Я вздохнул и убрал телефон обратно в карман. С одной стороны это казалось паранойей, с другой было хорошей юридической интуицией. Ну а с третьей, в словах Суворова была доля правды. Нашлись же желающие, которые подорвали мой «Империал».
— Водитель тоже рискует погибнуть, — возразил я, не теряя последних крупиц здравого смысла.
— Не удивлюсь, если наши противники найдут кого-нибудь, на кого можно надавить, — спокойно ответил Суворов. — Или кого-то на грани отчаяния. А если человеку нечего терять, то он и за руль сядет, и на тормоза не нажмёт. И даже своей жизнью дорожить не будет.
Он говорил без нажима, почти как семейный лекарь, объясняющий, почему стоит воздержаться от дешёвого зубного мастера, который, судя по рекомендациям, «отличный специалист и руки у него золотые», но при этом, этот специалист не имеет лекарской лицензии и принимает в сыром подвале старой общественной бани. Исключительно потому, что «злые конкуренты лишили его возможности работать легально».

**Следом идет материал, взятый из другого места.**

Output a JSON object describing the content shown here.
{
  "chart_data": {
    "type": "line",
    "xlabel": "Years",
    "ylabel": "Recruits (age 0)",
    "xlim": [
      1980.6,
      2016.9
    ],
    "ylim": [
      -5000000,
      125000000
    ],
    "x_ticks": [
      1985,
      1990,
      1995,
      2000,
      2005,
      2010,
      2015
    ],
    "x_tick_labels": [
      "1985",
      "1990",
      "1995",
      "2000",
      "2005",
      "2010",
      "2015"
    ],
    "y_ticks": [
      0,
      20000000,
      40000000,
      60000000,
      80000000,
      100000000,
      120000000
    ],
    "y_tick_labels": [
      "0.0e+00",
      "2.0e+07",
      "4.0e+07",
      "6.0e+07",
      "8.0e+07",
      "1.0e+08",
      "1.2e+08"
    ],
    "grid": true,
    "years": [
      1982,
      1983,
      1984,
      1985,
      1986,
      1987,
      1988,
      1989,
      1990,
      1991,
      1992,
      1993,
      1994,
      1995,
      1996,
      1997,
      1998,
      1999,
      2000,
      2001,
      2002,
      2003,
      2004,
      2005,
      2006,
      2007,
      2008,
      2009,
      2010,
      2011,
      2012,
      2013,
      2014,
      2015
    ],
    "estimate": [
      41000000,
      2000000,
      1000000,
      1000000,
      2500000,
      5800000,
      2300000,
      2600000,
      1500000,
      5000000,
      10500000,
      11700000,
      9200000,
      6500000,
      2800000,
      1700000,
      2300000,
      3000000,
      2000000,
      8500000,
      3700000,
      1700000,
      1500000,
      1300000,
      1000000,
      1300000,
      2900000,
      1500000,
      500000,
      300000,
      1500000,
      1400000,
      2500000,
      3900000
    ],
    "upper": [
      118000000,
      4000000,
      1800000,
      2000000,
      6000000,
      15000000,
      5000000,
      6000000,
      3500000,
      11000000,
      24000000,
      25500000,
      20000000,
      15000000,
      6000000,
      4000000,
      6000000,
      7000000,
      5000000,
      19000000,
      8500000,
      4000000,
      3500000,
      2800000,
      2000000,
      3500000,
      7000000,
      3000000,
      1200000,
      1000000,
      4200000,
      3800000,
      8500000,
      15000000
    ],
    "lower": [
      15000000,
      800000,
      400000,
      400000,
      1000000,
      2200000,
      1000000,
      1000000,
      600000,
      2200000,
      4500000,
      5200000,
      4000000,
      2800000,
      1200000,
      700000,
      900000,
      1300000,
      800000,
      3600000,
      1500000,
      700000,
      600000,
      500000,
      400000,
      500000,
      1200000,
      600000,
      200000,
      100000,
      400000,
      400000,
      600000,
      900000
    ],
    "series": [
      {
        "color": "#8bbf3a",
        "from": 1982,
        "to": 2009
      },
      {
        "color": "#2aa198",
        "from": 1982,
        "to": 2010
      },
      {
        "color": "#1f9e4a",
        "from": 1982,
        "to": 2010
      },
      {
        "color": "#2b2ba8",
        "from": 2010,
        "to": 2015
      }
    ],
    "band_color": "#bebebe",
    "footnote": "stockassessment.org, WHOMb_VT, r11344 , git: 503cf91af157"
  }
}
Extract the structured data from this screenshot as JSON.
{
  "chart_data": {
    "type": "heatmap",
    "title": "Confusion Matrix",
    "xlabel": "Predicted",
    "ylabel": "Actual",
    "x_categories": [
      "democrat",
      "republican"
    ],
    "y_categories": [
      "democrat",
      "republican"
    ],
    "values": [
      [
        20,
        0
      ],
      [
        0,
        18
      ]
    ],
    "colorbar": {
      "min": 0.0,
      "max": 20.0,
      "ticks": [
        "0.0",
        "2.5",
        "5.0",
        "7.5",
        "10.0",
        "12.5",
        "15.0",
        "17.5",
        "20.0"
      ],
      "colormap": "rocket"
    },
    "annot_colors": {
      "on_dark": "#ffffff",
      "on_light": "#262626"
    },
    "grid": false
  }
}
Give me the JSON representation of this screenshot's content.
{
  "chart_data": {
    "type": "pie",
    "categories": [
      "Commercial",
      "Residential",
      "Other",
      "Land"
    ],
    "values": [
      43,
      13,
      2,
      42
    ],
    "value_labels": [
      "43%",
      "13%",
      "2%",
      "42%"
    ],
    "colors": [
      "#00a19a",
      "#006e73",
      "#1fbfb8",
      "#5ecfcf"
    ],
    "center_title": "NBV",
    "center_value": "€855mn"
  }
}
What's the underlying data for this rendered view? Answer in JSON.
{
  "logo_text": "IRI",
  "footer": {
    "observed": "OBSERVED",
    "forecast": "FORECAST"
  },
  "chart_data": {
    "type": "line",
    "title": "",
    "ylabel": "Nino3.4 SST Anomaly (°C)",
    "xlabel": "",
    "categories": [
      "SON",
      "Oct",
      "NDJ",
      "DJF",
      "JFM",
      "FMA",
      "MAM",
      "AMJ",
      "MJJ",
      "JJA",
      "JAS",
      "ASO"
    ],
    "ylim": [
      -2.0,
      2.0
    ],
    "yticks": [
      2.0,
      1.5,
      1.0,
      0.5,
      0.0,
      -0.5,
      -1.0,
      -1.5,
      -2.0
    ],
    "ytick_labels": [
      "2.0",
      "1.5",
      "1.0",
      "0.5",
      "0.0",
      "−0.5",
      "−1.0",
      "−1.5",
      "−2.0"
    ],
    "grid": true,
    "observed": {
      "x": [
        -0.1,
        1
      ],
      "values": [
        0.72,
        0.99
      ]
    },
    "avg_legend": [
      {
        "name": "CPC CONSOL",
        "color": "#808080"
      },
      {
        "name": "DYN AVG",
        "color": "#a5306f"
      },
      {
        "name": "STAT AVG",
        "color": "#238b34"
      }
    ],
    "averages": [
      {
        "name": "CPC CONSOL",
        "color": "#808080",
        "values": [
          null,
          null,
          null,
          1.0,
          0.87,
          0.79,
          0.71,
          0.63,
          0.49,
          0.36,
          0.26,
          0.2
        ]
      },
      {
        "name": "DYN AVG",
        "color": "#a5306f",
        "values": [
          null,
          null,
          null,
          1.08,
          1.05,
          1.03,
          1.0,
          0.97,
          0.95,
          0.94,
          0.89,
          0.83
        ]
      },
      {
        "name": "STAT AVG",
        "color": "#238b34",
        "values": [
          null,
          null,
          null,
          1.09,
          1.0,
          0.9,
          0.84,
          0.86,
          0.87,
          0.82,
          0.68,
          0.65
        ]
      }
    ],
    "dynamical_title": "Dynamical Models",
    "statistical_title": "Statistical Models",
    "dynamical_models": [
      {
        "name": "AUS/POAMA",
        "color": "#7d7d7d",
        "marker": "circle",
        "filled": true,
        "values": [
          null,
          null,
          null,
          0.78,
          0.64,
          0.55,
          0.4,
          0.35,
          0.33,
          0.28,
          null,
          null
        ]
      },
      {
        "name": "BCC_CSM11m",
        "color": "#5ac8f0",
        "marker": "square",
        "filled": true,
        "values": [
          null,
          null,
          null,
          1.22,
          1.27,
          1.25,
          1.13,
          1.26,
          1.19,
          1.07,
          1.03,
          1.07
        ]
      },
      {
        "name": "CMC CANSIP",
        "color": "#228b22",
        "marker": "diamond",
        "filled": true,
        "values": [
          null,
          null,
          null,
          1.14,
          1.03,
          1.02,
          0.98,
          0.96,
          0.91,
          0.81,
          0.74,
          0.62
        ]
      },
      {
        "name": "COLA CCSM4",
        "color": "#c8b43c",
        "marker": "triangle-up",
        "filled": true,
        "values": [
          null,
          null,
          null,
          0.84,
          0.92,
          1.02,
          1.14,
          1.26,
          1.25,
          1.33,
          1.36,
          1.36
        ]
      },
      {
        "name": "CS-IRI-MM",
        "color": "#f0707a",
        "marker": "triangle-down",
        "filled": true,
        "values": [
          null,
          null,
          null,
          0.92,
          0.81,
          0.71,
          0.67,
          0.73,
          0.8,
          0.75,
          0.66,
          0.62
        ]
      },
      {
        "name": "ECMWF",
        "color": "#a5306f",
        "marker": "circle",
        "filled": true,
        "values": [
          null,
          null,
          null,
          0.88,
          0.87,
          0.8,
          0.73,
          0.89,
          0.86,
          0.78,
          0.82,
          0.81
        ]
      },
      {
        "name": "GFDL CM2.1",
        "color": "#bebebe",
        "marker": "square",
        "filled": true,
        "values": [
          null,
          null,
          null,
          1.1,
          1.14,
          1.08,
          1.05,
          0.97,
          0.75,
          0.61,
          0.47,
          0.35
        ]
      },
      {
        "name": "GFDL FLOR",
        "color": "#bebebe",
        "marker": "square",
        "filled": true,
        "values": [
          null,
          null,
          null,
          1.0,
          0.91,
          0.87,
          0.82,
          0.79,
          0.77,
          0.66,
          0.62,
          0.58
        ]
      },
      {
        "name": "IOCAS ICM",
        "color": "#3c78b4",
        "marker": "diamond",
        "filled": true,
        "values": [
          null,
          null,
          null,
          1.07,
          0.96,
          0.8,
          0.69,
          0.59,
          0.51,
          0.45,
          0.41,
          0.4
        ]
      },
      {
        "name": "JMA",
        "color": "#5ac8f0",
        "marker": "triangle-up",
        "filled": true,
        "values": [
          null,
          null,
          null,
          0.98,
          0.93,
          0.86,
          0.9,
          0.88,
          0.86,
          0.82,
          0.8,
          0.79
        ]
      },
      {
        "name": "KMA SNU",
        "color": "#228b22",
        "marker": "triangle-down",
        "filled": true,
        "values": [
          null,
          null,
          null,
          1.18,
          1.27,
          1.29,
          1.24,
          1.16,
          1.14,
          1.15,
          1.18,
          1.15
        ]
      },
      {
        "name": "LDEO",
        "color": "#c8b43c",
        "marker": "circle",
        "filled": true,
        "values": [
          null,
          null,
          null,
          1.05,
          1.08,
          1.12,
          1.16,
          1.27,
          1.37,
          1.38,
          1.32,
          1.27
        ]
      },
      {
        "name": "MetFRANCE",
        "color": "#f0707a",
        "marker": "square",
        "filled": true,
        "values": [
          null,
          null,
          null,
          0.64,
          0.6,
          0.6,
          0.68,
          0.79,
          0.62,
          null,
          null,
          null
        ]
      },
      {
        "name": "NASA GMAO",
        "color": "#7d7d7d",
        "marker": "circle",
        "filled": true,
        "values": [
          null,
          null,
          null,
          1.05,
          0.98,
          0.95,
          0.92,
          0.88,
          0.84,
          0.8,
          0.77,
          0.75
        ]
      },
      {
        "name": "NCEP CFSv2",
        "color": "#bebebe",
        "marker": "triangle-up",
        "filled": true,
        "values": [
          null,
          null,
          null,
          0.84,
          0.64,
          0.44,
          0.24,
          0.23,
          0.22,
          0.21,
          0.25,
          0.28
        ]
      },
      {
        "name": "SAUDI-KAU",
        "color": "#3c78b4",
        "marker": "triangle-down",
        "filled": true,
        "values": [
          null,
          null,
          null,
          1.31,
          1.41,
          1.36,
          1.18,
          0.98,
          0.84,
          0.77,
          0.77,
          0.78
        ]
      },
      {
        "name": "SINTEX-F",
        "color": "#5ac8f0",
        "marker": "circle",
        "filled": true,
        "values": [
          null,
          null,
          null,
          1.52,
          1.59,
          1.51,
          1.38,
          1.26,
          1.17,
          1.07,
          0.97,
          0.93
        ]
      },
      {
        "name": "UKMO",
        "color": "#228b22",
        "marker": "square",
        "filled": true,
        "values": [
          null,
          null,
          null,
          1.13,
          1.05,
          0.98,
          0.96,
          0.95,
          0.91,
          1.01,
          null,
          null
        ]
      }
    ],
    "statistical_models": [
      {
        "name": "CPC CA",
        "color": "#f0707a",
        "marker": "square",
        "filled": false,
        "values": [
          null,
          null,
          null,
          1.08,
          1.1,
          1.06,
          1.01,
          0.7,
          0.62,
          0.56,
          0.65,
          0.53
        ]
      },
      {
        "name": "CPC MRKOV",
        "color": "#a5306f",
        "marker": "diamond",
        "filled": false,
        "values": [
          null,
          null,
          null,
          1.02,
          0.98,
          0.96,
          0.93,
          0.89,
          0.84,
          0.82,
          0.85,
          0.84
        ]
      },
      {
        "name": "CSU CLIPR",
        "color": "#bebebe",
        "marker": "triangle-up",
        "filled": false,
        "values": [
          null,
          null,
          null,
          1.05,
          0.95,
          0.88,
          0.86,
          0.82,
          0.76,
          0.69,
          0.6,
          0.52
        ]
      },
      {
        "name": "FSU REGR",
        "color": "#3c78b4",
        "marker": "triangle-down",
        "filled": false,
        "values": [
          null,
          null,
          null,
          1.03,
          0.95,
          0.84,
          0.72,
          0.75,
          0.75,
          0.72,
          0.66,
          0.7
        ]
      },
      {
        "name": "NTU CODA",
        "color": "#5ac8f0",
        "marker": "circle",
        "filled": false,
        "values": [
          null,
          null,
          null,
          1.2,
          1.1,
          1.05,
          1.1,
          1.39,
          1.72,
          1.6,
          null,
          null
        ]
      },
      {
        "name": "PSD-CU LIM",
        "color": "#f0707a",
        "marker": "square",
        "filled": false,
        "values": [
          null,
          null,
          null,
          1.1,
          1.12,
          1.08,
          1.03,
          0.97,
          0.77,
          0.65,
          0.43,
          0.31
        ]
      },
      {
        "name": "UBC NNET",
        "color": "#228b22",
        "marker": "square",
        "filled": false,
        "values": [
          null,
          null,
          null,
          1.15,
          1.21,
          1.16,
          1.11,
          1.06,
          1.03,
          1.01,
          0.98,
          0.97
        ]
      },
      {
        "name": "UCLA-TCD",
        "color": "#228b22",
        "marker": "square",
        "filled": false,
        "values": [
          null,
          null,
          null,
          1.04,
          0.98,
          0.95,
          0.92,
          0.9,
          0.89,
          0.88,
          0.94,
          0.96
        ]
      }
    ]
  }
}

Пришлось согласиться. Неохотно, но всё же. Иногда безопасность — это не призраки, которые охраняют от врагов, а друг с прокурорским удостоверением и личным транспортом.
Мы вышли из ресторана, направились к машине, когда в кармане ожил телефон. Я достал аппарат, мельком взглянул на экран — номер был незнакомым.
Пару секунд я колебался. Потом всё же нажал на кнопку ответа.
— Павел Филиппович, вас беспокоит Родион Романович. Я отец Арины…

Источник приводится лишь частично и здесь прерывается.